Friday, January 12, 2018
January 8, 2018 Issue
Siddhartha Mukherjee, in his absorbing “Bodies at Rest and in Motion,” in this week’s issue, recounts his experience of his father’s dying. He
writes,
I had versed myself in the reasons that my father had ended
up in the hospital. It took me longer to ask the opposite question: What had
kept my father, for so long, from acute decline? I had to reimagine the
fall—the blow, the bleed, the delirium, the coma—and try to understand why such
disasters hadn’t occurred earlier, as his brain had inched, woozily,
inexorably, unrecognizably, toward dementia.
Why is he still alive?
– it seems like an odd question to ask about someone receiving medical care. Why is he dying? And what can be done to prevent it? seem more to the point. But Mukherjee
already knows why his father is dying (“the blow, the bleed, the delirium, the
coma”). He knows his father’s condition is terminal. His question – why is he
still alive? – gets at a different matter, a quality we tend to take for
granted when we’re healthy – the body’s resilience, it’s resistance to death. Mukherjee
points out that the physiological term for this resilience is homeostasis (“the
capacity to maintain a functional equilibrium”), which he says has often been
called “one of the defining principles of life.”

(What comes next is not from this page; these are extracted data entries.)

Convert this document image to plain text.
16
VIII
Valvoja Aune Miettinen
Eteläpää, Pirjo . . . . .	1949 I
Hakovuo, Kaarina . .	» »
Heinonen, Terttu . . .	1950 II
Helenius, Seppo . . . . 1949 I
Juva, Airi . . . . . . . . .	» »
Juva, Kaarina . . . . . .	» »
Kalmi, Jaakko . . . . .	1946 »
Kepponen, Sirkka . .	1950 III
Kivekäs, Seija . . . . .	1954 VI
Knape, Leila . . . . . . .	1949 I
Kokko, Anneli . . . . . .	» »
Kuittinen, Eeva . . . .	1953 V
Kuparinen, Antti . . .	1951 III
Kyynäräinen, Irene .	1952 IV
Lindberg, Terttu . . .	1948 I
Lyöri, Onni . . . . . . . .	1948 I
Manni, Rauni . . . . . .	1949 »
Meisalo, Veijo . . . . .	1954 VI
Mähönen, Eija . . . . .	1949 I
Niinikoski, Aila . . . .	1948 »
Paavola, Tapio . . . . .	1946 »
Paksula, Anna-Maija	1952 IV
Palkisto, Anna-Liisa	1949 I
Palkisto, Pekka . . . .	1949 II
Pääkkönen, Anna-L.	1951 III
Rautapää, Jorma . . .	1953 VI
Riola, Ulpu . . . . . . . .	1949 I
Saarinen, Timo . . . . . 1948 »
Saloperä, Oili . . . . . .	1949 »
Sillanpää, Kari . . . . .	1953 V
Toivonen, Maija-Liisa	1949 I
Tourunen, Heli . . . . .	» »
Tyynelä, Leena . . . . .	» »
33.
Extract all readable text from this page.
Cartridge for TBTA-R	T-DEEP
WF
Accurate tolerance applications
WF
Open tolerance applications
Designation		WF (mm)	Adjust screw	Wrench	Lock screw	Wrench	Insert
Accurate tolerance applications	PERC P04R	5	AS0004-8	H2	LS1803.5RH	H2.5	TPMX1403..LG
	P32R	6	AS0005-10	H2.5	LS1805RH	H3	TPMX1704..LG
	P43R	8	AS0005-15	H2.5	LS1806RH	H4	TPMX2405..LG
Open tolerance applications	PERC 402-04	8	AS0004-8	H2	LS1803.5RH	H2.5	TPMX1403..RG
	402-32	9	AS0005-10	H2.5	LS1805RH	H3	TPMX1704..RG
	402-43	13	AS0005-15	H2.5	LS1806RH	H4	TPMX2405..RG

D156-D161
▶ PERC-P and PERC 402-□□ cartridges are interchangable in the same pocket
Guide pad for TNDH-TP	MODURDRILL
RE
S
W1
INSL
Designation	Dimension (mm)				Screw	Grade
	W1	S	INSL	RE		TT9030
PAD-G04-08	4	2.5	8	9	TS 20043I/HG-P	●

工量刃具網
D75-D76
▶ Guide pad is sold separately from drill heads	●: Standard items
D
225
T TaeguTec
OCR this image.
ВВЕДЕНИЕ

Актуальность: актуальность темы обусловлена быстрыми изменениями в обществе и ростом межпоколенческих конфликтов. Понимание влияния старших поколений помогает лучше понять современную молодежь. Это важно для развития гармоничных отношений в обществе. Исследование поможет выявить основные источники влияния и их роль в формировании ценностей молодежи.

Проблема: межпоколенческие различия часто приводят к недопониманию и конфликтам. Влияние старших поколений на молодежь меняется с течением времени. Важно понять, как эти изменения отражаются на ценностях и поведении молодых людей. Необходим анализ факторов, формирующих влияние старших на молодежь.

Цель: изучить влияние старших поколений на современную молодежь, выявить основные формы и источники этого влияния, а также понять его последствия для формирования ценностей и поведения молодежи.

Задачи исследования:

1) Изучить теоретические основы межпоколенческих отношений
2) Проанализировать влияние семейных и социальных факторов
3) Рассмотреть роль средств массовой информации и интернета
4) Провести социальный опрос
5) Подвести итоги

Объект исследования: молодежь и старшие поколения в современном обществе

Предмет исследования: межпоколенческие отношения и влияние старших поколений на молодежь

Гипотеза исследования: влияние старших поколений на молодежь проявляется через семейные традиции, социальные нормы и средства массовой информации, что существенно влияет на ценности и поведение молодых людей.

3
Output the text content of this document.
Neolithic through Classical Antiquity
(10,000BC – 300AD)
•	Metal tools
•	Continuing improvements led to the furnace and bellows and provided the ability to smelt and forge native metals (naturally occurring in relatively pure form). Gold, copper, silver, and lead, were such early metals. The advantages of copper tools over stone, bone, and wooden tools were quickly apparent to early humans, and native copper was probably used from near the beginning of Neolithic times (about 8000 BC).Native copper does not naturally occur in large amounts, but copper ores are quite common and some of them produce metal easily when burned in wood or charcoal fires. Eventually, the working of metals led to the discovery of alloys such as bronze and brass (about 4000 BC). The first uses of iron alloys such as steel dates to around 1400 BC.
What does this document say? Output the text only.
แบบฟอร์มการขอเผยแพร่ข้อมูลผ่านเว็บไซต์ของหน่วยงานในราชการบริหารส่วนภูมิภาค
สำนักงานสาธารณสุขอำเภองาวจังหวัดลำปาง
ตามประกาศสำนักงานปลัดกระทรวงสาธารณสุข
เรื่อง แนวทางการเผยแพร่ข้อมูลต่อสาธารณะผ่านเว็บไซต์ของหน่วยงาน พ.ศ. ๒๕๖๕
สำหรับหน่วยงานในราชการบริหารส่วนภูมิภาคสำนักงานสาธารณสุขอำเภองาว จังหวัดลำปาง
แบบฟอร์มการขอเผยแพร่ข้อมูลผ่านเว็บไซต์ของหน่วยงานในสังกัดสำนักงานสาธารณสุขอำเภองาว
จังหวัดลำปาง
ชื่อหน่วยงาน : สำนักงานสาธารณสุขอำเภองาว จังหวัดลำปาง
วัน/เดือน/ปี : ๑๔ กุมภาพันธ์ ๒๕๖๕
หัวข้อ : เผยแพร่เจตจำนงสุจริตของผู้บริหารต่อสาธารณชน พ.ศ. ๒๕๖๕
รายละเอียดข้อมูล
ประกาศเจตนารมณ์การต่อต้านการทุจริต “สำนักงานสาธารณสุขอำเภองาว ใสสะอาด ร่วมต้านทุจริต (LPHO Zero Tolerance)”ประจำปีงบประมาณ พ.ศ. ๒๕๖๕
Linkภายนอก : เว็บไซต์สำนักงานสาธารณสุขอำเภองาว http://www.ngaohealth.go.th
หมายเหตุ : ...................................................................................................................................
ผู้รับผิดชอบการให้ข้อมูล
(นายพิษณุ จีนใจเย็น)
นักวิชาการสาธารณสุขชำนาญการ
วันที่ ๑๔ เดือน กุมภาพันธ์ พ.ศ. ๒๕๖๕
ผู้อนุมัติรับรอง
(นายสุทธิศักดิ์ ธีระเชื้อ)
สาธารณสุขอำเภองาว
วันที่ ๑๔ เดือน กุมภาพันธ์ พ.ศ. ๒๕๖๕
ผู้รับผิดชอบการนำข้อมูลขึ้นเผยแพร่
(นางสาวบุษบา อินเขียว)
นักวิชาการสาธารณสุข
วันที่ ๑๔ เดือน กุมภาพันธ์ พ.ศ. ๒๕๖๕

I confess I’ve never thought of the human body as resilient.
The adjective that leaps to my mind is “fragile.” “We are the delicate part,
transient and vulnerable as cilia,” Lewis Thomas said, in The Lives of a Cell. After the collapse of his homeostatic
resistance, Mukherjee’s father is
incredibly fragile. His “feats of resilience surrendered to the fact of
fragility,” Mukherjee says. In what, for me, is the piece’s most memorable
passage, Mukherjee describes his father’s death:
And soon all his physiological systems entered into
cascading failure, coming undone in such rapid succession that you could
imagine them pinging as they broke, like so many rubber bands. Ping: renal
failure. Ping: severe arrhythmia. Ping: pneumonia and respiratory failure.
Urinary-tract infection, sepsis, heart failure. Ping, ping, ping.